The mine is operated by China’s CMOC Group Ltd. in partnership with the state-owned Gécamines SA. Since 2016, CMOC has held an 80% controlling stake in the operation.
The Chinese mining company, one of the world’s largest producers of copper and cobalt, has invested an estimated $2.5 billion in the project. Over the period under review, CMOC sold 689,521 tons of copper, generating $5.82 billion in revenue, and 108,892 tons of cobalt, contributing $1.22 billion.
However, in an effort to consolidate oversight and assert greater national control over strategic minerals, Congolese authorities temporarily suspended cobalt exports for four months.

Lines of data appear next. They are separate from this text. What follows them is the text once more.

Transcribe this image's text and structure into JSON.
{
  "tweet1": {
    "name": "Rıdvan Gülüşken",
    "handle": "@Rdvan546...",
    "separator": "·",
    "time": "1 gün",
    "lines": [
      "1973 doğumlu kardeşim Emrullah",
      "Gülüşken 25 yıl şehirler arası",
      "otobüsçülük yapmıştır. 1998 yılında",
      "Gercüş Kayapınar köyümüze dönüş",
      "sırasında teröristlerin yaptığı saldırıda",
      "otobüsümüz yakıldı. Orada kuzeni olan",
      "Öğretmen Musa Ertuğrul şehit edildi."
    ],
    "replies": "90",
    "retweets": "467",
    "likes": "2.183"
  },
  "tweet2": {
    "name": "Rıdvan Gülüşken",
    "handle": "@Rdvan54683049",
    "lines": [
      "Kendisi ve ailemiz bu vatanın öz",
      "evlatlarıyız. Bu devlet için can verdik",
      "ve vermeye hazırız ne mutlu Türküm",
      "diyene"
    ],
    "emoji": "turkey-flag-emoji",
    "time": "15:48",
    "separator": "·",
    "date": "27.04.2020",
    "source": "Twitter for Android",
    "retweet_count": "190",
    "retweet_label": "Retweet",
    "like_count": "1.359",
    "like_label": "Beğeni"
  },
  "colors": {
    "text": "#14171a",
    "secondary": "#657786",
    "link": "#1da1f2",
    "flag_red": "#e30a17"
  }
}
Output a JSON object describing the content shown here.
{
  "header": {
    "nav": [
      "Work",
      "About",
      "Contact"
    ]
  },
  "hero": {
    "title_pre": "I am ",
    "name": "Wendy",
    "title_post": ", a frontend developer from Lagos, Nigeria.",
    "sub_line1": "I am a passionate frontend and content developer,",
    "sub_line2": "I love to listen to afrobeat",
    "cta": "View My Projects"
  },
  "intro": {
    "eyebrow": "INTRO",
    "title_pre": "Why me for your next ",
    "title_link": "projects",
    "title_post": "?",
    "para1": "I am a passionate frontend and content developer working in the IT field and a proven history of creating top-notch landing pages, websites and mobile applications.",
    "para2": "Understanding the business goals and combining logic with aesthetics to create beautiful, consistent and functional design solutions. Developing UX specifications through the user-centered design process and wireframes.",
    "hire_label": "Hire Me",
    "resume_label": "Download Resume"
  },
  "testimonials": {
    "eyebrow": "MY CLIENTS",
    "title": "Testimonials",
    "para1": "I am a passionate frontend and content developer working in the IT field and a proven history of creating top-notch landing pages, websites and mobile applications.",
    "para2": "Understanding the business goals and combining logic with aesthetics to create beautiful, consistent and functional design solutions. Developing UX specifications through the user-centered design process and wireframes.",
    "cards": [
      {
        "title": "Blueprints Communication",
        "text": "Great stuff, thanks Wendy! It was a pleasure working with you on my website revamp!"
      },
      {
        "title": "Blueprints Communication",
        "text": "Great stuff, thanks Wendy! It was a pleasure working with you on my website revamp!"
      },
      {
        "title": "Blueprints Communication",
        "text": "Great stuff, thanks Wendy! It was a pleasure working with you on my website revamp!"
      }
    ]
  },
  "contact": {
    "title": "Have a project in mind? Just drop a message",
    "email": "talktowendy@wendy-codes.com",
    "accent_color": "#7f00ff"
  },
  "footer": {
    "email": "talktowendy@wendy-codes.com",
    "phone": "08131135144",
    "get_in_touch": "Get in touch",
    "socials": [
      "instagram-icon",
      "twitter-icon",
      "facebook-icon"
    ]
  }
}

Despite the suspension, CMOC continued production and stockpiling. In the first quarter of 2025, the group produced 30,414 tons of cobalt, a year-on-year increase of 20.7%, while maintaining its annual production forecast of 100,000 to 120,000 tons.
Notably, since the export suspension, cobalt prices have rebounded by 57%, underscoring the impact of constrained supply and reinforcing CMOC’s stockpiling strategy.
In parallel, and as part of broader efforts to strengthen state participation and secure access to U.S. markets, DR Congo established Gécamines Trading, a subsidiary responsible for acquiring and marketing minerals from state-backed operations.
“We are pleased with this first operation, which brings to fruition work carried out for more than a year to strengthen the position of the Democratic Republic of Congo on the global stage of raw materials and to realize the Congolese State’s objective of asserting sovereignty over its subsoil,” said Placide Nkala Basadilua, Director General of Gécamines SA.
While the U.S. Census Bureau did not specify the drivers behind the surge, the United Nations Economic Commission for Africa (UNECA) attributed it to sustained U.S. demand for African raw materials and trade diversion as global supply chains shift.
Historically, copper from the DRC accounted for only a marginal share of U.S. imports, which were dominated by Latin American suppliers.
However, the sharp increase reflects a strategic shift, as Washington seeks stakes in African mines while deepening engagement with mineral-rich countries to counter China’s influence in critical supply chains.